Una campagna contro il gioco d'azzardo

14/03/2012  Un ordine del giorno approvato a larghissima maggioranza dalla Camera impegna il governo a promuovere, anche nelle scuole, varie forme di sensibilizzazione contro i rischi da gioco.

Il gioco d’azzardo, nelle sue infinite varietà che ha acquisito in questi anni da quando è stato liberalizzato, è diventato in queste settimane uno degli argomenti più caldi del dibattito politico. Lo stesso ministro Andrea Riccardi che, oltre alla cooperazione, ha anche la delega alla famiglia, aveva lanciato la proposta di vietarne gli spot e la pubblicità, alla stregua di quanto avviene per le sigarette. Nel 2011, secondo i dati più recenti, il totale della raccolta di denaro per i giochi ha raggiunto la cifra stratosferica di 76,1 miliardi di euro (nel 2000 erano “solo” 14,3). La spesa media annua pro capite (inclusi i neonati) ha raggiunto la cifra incredibile 1.260 euro. Le stesse persone affette dalle varie forme di ludopatia raggiungerebbe, secondo stime prudenziali, almeno 800mila persone.

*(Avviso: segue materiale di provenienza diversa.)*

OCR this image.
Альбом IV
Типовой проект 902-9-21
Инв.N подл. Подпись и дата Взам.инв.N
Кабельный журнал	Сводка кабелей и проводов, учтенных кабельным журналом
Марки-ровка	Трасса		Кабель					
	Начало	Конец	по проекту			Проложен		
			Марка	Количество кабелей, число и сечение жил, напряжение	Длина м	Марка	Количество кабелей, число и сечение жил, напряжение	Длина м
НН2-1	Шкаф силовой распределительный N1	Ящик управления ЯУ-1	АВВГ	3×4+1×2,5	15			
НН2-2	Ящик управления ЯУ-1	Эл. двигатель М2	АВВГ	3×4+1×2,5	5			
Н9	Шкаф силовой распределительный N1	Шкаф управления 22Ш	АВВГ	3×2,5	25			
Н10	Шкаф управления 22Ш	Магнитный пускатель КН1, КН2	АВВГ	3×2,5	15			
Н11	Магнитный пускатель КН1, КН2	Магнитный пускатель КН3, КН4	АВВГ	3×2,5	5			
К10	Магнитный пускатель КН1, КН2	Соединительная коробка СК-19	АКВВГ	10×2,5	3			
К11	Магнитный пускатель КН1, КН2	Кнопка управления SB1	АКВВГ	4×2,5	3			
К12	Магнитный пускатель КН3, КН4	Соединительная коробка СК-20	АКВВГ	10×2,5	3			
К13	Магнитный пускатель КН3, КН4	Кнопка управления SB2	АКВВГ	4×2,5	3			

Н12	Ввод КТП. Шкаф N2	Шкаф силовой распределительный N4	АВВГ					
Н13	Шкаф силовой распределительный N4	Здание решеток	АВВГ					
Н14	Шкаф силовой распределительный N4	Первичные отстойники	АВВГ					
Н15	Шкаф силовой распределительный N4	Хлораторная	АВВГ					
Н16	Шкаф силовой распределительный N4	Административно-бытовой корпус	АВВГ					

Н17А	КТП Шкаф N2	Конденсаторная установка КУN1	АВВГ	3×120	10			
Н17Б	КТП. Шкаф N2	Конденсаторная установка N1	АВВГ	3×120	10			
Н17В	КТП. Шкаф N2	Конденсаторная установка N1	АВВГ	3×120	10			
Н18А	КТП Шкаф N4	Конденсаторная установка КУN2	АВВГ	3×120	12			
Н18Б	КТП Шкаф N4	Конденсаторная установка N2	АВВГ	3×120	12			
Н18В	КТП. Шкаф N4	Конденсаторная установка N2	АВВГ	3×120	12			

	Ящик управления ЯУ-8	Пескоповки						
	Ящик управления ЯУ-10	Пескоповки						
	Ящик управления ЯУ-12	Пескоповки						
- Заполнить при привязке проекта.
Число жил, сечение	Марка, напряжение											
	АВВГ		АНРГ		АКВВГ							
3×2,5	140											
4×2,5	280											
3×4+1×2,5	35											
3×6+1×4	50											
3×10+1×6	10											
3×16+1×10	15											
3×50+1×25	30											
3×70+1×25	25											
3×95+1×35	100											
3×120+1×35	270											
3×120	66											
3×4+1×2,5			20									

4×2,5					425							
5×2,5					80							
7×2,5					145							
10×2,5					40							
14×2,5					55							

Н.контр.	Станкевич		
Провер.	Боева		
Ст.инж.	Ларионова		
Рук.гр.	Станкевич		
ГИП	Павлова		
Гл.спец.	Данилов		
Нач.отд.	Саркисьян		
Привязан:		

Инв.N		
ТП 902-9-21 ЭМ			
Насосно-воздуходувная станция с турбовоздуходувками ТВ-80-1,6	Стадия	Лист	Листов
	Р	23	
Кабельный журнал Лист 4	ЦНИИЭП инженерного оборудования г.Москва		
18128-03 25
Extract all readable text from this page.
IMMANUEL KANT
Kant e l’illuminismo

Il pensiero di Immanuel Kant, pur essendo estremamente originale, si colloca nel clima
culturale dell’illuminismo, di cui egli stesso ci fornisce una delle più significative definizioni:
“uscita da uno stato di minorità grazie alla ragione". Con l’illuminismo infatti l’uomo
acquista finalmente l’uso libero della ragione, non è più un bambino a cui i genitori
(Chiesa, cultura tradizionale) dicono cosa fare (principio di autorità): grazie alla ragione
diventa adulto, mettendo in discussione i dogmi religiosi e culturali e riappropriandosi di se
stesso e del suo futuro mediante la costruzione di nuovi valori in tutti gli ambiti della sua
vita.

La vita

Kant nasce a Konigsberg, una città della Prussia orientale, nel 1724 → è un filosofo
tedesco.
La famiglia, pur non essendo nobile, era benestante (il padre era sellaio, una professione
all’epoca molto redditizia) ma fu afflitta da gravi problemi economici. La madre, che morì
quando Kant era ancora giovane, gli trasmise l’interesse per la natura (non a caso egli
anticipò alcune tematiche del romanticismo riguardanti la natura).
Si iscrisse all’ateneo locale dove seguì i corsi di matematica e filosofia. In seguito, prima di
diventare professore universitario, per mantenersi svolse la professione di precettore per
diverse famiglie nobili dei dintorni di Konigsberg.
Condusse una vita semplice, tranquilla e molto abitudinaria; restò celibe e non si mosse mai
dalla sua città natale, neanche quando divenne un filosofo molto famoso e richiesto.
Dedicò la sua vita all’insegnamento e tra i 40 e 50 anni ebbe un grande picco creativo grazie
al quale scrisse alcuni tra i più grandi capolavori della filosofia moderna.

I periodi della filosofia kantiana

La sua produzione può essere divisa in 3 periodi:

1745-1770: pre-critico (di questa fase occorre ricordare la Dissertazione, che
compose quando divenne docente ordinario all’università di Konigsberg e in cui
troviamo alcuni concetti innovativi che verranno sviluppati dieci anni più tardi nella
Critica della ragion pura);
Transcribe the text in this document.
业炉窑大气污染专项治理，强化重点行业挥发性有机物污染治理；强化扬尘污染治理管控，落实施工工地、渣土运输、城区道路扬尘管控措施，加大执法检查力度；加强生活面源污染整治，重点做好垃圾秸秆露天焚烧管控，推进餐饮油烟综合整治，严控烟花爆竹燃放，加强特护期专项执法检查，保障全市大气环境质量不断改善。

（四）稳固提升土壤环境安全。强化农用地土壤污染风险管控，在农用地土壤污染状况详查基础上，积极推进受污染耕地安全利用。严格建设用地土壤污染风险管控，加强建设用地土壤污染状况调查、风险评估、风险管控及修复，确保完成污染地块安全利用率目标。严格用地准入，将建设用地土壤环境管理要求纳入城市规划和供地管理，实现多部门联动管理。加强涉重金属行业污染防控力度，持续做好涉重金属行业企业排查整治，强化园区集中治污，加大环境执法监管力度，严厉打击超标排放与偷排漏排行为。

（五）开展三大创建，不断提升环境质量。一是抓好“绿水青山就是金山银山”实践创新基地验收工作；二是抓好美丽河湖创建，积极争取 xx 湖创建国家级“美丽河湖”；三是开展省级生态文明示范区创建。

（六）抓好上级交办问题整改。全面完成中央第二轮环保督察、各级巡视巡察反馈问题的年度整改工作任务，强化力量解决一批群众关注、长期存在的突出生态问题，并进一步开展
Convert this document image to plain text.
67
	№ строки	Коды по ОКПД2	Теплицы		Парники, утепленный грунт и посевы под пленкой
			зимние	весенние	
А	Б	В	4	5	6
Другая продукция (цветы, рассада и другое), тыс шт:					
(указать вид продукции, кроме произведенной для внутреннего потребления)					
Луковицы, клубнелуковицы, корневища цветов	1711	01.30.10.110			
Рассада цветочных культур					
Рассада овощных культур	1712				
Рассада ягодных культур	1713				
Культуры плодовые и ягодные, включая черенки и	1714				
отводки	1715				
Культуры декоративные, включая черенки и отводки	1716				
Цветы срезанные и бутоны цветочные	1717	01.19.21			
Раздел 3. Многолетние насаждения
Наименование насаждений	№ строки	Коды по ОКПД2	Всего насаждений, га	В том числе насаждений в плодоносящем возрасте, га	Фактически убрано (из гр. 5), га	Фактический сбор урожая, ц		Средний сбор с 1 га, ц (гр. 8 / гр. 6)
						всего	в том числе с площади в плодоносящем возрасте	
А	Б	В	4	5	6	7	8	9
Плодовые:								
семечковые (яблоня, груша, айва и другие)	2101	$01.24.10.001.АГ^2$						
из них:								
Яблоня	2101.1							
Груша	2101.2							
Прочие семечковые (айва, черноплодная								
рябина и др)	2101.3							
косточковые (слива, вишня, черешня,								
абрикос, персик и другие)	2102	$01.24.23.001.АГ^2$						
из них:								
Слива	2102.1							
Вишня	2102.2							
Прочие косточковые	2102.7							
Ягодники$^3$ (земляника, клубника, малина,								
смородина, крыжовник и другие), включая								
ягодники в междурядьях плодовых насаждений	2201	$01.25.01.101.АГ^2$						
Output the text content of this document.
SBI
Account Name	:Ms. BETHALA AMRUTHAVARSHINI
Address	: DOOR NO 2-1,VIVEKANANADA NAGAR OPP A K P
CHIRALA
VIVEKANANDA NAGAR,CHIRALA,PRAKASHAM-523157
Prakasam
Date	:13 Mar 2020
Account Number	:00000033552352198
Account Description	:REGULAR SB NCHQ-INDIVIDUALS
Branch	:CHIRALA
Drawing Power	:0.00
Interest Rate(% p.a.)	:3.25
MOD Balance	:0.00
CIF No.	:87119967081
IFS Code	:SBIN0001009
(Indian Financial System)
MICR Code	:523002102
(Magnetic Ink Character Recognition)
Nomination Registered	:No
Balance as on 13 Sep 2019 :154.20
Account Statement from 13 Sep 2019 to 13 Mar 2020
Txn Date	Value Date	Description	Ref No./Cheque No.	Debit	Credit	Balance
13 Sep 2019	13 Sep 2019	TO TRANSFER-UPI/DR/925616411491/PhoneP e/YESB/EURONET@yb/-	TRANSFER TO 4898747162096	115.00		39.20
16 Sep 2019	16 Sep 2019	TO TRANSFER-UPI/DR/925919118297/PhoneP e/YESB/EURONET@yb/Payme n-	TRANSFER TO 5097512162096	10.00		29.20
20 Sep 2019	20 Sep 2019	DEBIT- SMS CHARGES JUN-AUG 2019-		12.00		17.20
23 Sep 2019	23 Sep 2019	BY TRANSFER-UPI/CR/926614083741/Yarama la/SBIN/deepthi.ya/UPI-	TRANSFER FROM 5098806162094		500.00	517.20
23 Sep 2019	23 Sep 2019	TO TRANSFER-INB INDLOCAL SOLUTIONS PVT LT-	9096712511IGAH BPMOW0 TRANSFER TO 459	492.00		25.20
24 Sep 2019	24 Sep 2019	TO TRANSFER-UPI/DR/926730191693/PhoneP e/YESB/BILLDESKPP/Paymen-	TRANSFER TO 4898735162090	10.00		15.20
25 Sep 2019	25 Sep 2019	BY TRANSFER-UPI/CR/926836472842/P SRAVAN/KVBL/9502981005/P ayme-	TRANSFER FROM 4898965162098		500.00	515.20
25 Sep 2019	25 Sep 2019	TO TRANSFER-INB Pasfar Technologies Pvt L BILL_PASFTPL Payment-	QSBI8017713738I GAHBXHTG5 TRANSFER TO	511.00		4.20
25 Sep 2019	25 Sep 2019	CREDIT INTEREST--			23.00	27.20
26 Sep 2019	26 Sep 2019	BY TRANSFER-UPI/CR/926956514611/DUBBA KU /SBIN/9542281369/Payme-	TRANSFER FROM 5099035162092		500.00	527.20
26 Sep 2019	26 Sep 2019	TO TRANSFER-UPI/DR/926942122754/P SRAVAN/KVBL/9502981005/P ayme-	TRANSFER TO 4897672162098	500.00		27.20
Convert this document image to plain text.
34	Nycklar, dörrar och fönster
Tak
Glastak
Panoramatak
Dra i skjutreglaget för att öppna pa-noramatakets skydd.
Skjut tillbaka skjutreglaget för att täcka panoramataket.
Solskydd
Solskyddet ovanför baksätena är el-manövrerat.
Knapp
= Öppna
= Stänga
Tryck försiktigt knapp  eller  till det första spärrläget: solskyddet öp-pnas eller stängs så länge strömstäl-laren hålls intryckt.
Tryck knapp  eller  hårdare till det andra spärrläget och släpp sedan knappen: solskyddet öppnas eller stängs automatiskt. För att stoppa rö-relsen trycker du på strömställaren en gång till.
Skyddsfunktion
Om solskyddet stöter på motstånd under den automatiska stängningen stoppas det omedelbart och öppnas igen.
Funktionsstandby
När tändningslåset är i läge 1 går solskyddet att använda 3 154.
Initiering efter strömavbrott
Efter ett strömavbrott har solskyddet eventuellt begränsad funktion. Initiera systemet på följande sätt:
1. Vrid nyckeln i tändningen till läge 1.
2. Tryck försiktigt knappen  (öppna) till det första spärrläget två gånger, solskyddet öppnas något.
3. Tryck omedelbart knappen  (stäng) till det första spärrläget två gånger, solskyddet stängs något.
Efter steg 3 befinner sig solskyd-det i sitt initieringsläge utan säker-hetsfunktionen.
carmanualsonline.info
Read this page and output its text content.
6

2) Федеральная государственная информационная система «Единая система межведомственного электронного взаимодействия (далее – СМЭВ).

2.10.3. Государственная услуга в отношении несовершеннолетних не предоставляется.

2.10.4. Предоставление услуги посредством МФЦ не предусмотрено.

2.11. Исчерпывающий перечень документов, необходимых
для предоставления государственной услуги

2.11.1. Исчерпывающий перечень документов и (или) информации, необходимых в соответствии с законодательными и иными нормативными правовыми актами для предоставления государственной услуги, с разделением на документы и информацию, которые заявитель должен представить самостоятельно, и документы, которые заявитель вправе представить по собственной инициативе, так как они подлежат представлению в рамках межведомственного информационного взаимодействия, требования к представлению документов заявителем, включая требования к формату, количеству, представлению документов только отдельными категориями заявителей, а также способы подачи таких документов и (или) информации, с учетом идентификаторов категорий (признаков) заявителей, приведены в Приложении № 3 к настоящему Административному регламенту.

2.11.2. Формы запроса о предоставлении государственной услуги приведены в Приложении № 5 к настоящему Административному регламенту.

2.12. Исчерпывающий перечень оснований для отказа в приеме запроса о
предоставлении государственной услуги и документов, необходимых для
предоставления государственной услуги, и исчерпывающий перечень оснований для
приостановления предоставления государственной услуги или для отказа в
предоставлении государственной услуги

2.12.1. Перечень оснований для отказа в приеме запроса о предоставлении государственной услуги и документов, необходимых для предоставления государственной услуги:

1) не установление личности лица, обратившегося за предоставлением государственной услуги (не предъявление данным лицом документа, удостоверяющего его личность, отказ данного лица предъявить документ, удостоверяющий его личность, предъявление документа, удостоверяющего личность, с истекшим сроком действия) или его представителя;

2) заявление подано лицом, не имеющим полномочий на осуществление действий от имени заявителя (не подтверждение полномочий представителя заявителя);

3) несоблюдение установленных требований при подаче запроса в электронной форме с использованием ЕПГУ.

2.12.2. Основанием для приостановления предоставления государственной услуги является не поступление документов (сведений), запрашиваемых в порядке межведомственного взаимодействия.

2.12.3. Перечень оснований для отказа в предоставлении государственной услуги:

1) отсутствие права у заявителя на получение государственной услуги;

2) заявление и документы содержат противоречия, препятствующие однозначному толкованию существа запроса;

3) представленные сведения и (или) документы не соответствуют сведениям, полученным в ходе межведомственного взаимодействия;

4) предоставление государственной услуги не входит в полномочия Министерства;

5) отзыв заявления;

A questo riguardo la Camera dei Deputati ieri ha approvato a larghissima maggioranza un ordine del giorno sui rischi dei giochi d'azzardo. Il deputato del Pdl Alfredo Mantovano, che ha presentato il provvedimento insieme ad altri 28 firmatari, ha ricordato il valore dell’iniziativa, che dovrebbe portare a un’informativa pubblica sui rischi del gioco d'azzardo e soprattutto a un'azione di sensibilizzazione nelle scuole, finanziando con i proventi dei giochi legali le campagne di sensibilizzazione. «Come per le sigarette, oggetto di vendita in regime di monopolio di Stato ma nocive alla salute, anche per il gioco d'azzardo», ha detto il Mantovano, «pur se il suo esercizio avviene nel rispetto della legge, va promossa dalla Presidenza del Consiglio una campagna di informazione contro i rischi di ulteriore impoverimento di chi lo pratica e quelli per l'equilibrio psico-fisico del singolo che vi fa ricorso e parallelamente va avviata in ogni istituto scolastico l'educazione all'uso responsabile del denaro». Si attendono ora le mosse dell’Esecutivo.